Date of this Version
Journal of Bacteriology, Jan. 2001, p. 287–291 Vol. 183, No. 1
Few antibiotics targeting members of the archaeal domain are currently available for genetic studies. Since
bacterial antibiotics are frequently directed against competing and related organisms, archaea by analogy
might produce effective antiarchaeal antibiotics. Peptide antibiotic (halocin) preparations from euryarchaeal
halophilic strains S8a, GN101, and TuA4 were found to be toxic for members of the hyperthermophilic
crenarchaeal genus Sulfolobus. No toxicity was evident against representative bacteria or eukarya. Halocin S8
(strain S8a) and halocin R1 (strain GN101) preparations were cytostatic, while halocin A4 (strain TuA4)

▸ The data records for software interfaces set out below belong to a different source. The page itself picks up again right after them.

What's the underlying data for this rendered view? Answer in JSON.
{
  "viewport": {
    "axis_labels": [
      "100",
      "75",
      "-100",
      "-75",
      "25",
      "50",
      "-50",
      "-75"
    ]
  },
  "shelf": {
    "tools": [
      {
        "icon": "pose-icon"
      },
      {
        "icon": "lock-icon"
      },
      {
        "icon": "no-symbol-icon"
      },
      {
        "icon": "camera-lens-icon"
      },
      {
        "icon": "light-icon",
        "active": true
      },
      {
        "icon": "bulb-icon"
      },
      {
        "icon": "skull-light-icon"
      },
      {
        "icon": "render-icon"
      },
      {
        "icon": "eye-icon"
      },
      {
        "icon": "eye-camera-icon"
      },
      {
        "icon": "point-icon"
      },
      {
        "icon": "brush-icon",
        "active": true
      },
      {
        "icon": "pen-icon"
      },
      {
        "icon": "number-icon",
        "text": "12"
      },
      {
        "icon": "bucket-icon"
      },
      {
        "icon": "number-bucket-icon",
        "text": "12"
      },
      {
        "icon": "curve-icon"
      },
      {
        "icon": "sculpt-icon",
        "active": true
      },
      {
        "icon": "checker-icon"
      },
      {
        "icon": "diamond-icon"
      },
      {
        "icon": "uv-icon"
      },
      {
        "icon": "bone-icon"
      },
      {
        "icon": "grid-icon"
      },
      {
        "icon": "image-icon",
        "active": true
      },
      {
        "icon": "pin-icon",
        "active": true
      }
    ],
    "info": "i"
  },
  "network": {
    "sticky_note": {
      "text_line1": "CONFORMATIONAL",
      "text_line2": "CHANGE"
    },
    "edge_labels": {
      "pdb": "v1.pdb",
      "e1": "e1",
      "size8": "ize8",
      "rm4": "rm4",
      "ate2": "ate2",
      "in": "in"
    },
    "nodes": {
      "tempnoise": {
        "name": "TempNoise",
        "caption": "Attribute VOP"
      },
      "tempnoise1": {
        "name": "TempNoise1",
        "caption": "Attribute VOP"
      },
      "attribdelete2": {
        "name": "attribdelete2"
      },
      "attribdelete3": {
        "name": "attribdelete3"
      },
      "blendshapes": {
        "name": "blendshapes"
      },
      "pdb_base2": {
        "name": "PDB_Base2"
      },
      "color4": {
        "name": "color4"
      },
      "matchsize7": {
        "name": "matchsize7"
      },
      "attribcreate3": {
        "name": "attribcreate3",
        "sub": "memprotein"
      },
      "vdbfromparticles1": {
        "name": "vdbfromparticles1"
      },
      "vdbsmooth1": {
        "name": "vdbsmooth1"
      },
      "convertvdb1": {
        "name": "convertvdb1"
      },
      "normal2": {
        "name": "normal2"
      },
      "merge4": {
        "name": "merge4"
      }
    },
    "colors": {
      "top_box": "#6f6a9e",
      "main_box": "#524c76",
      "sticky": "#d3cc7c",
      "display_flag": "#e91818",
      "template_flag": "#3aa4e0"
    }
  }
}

preparations were cytocidal. Subsequent studies focused on the use of halocin A4 preparations and Sulfolobus
solfataricus. Strain TuA4 cell lysates were not toxic for S. solfataricus, and protease (but not nuclease) treatment
of the halocin A4 preparation inactivated toxicity, indicating that the A4 toxic factor must be a secreted protein.
Potassium chloride supplementation of the Sulfolobus assay medium potentiated toxicity, implicating use of a
salt-dependent mechanism. The utility of halocin A4 preparations for genetic manipulation of S. solfataricus
was assessed through the isolation of UV-induced resistant mutants. The mutants exhibited stable phenotypes
and were placed into distinct classes based on their levels of resistance.